“This dirty racist is dead,” said a sign in Paris held up in the crowd of a few hundred people who formed in the early evening at Place de la République, where a few flags of the New Anti-Capitalist Party (NPA) were flying.
“The youth piss off the National Front,” chanted participants, some of whom had climbed onto the central statue, while others launched anti-fascist slogans, noted AFP journalists.
There, as in Lyon, some fireworks were set off.
In Lyon, some 200 to 300 people gathered around 7:00 p.m. in the city center, noted an AFP journalist, at the call of the ultra-left, in order to “celebrate” after the death of Jean- Marie Le Pen, as said in the appeal launched on the Rebellyon account, on X.

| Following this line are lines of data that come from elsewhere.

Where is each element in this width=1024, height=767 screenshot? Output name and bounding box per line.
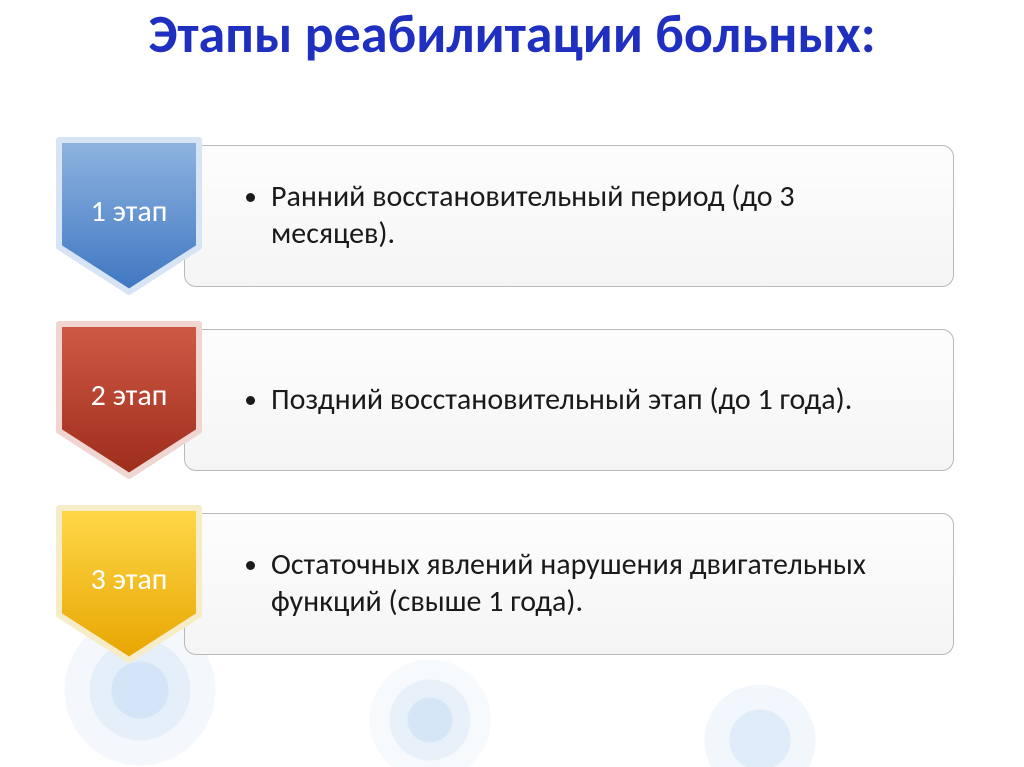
slide: { "title": { "text": "Этапы реабилитации… (0, 0, 1024, 767)
stage-row: Ранний восстановительный период (до 3 ме… (54, 135, 954, 297)
stage-row: Остаточных явлений нарушения двигательны… (54, 503, 954, 665)
stage-label: 1 этап (54, 193, 204, 230)
stage-description-text: Поздний восстановительный этап (до 1 год… (271, 382, 852, 419)
stage-label: 2 этап (54, 377, 204, 414)
stages-list: Ранний восстановительный период (до 3 ме… (54, 135, 954, 687)
stage-row: Поздний восстановительный этап (до 1 год… (54, 319, 954, 481)
stage-description-text: Ранний восстановительный период (до 3 ме… (271, 179, 923, 252)
stage-description-box: Ранний восстановительный период (до 3 ме… (184, 145, 954, 287)
stage-description-text: Остаточных явлений нарушения двигательны… (271, 547, 923, 620)
stage-description-box: Поздний восстановительный этап (до 1 год… (184, 329, 954, 471)
slide-title: Этапы реабилитации больных: (0, 6, 1024, 63)
stage-description-box: Остаточных явлений нарушения двигательны… (184, 513, 954, 655)
stage-label: 3 этап (54, 561, 204, 598)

In Marseille, where between 200 and 300 people gathered in the Old Port according to AFP journalists on site, the atmosphere was also festive, between bottles of champagne, small party hats and this sign: “Finally”.
“It’s the death of a character that we hate, because he was misogynist, racist, Holocaust denier, anti-Semitic and all that. We must celebrate when such hateful characters die,” Louise Delporte explained to AFP , a 20-year-old political science student.
“It’s a symbol that is dying and it’s really good to know that. A symbol of an extreme right that no longer has any meaning today. Unfortunately, it still exists and we must remember that it should not not be alive”, rejoiced Vivien Perez, a young musician of 24 years old.
Jean-Marie Le Pen, figure of the French extreme right and finalist in the 2002 presidential election, died Tuesday at the age of 96 in the Paris region, in an establishment where he had been admitted several weeks ago.
Massive demonstrations were organized across France in the spring of 2002 against his qualification for the second round of the presidential election which pitted him against Jacques Chirac.